Die hier präsentierte Zukunftsvision, mit den Smartphones mit Bluetooth-Kopfhörer im Ohr, den Videospielen, und und und, halte ich für sehr realistisch und gut ausgearbeitet. Dabei gelingt es dem Film phantastisch, auf aktuelle Technologien und Trends aufzubauen und diese auf plausible Art und Weise in die Zukunft zu extrapolieren. Ein Aspekt der Produktion, der mir sonst kaum positiv auffällt, hier jedoch hervorstach, ist das Set-Design.
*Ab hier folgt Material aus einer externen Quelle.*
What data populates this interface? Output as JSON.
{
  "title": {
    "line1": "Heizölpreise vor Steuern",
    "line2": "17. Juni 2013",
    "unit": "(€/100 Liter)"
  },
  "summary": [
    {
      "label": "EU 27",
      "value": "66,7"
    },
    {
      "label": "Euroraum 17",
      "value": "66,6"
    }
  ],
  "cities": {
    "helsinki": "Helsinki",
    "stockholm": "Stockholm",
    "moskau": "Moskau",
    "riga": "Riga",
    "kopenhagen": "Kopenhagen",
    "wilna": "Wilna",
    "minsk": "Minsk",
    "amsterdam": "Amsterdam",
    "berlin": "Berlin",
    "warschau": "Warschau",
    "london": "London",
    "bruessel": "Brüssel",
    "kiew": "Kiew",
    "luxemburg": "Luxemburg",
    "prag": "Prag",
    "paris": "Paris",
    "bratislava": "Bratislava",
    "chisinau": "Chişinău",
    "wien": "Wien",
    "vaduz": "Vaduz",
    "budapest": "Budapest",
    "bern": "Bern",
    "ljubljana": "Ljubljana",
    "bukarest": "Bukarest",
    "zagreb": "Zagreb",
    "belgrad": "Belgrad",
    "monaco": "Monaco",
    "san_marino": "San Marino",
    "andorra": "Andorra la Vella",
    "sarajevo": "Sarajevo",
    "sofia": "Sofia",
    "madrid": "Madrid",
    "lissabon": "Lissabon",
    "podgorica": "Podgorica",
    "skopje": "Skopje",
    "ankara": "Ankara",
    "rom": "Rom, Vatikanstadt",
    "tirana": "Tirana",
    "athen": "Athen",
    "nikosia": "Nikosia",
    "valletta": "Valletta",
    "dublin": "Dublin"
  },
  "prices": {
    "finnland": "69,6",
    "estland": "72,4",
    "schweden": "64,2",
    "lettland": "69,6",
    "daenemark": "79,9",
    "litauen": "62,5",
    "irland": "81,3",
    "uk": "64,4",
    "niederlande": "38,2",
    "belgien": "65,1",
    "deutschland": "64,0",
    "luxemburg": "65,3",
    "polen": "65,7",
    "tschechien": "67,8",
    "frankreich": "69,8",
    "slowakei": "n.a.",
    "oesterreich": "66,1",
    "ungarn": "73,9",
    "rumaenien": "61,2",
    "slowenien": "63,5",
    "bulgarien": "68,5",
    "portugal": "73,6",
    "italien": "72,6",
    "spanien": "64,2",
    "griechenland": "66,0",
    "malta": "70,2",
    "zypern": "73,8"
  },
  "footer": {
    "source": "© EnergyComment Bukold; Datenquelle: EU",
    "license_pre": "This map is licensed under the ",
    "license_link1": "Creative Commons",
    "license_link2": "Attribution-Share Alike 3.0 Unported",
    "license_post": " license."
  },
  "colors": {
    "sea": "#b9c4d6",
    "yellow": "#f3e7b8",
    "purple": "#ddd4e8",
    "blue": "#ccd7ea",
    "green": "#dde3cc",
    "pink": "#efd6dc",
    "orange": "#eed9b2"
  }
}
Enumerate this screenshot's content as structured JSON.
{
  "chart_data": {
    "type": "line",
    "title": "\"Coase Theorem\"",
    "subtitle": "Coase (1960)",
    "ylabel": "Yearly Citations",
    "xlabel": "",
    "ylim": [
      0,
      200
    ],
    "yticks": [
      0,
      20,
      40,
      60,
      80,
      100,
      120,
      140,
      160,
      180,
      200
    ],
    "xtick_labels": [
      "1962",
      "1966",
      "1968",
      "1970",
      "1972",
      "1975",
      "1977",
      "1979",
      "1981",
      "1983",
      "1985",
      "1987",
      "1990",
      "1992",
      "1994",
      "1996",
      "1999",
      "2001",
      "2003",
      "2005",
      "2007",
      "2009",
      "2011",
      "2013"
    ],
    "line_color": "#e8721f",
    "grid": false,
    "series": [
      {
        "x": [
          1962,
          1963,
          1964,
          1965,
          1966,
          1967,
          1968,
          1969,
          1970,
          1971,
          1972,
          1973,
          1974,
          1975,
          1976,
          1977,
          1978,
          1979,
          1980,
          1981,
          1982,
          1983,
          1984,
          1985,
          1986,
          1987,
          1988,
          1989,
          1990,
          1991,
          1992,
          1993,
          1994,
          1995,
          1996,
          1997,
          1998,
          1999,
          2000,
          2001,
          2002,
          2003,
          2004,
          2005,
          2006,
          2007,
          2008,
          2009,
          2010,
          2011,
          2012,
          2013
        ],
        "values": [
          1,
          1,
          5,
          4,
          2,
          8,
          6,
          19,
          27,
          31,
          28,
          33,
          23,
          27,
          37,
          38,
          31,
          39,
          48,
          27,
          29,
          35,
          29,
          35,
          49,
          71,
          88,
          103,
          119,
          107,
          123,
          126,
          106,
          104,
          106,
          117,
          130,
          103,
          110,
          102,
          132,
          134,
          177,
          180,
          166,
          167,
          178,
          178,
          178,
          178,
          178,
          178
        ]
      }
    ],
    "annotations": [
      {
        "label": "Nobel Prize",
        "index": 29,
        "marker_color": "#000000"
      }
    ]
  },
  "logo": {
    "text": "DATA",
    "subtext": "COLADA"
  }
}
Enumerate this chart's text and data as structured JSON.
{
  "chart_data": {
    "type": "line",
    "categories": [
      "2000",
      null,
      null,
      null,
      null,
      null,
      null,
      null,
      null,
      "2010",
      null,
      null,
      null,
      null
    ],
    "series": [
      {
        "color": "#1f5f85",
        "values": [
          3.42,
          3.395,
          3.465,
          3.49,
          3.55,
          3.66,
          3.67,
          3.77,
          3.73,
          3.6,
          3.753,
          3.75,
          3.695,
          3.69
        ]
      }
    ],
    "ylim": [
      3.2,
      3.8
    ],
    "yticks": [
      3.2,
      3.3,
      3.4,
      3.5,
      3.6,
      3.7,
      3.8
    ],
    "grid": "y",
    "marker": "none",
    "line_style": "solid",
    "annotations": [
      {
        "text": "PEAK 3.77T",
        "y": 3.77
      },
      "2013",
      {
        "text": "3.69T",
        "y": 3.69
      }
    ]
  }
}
Auch was das betrifft haben alle Beteiligten eine tolle, überzeugende Arbeit abgeliefert, die auf aktuellen Trends basiert und so eine einerseits fortschrittliche Zukunftsvision, wo einem auf der anderen Seite aber auch vieles bekannt vorkommt, präsentiert. Was darüber hinaus besonders stark hervorsticht, ist das Drehbuch – einfach, da der Film zu weiten Teilen von seinen Dialogen (insbesondere zwischen Theodore und Samantha) lebt. Auch den Schwenk zwischen unterschiedlichen Tönen – mal heiter dann traurig, mal romantisch dann düster – gelingt Spike Jonze perfekt. Zudem reichert er den Film mit zahlreichen originellen, einigen urkomischen und auch so manchen schrägen bis richtiggehend unangenehmen Szenen an. Auch seine Regie lässt keine Wünsche offen. Wenn es etwas gibt, das ich an "Her" kritisieren würde, dann ist es eine ganz bestimmte Entwicklung rund um eine "Ersatzfrau". Zwar kann man argumentieren, dass man sich in dieser Szene, so wie auch Theodore, unwohl fühlen sollte, aber die komplette Szene fühlte sich irgendwie falsch an. Ich verstehe, was Jonze hier aussagen und machen wollte, aber für mich ist das der einzige Moment, der nicht wirklich stimmig ist, und wo die Idee wohl besser und interessanter klang, als es in der Ausführung dann ist. Von diesem kleinen Manko abgesehen ist "Her" aber ein wundervoller, außergewöhnlicher Film.
Fazit:
Mit "Her" ist Spike Jonze eine der originellsten, erfrischendsten und außergewöhnlichsten Liebesgeschichten der letzten Jahre gelungen. Der Film wirft dabei einige interessante Fragen zu unserer Einstellung zu modernen (und zukünftigen) Technologien auf, in erster Linie steht aber seine Betrachtung von Liebe und Beziehungen im Mittelpunkt des Geschehens. Das Science Fiction-Konzept wird dabei in erster Linie dazu benutzt, um diesem häufig behandelten Thema neue Aspekte abzugewinnen, und einen frischen Blick darauf zu werfen. Eben dies gelingt "Her" ausgesprochen gut. Aber auch mit der Frage, wie sich unser Verhältnis zu Computern in Zukunft entwickeln wird, und was passieren könnte, wenn es uns eines Tages tatsächlich gelingt, künstliche Intelligenzen zu erschaffen, beschäftigt sich der Film. Die Extrapolation der Zukunft aus gegenwärtigen Technologien und Trends gefiel mir dabei sehr gut, und erschien mir absolut plausibel. Die schauspielerischen Leistungen sind ebenfalls phantastisch, wobei für mich neben Joaquin Phoenix in erster Linie noch Scarlett Johansson hervorstach, der es allein mit ihrer Stimme gelingt, eine ungemein charmante Präsenz aufzubauen, und uns an ihren Gefühlen jederzeit teilhaben zu lassen. Einzig eine Entwicklung an der 2/3-Marke des Films hat mich weniger überzeugt, und verhindert die Höchstwertung. Auf dem Papier mag es funktioniert haben und eine interessante Idee gewesen sein, ich persönlich fand es aber etwas verkrampft und erzwungen. Davon abgesehen ist "Her" aber ein wunderbarer, faszinierender und bedeutsamer Film, und einer der interessantesten, anspruchsvollsten Science Fiction-Filme der letzten Jahre.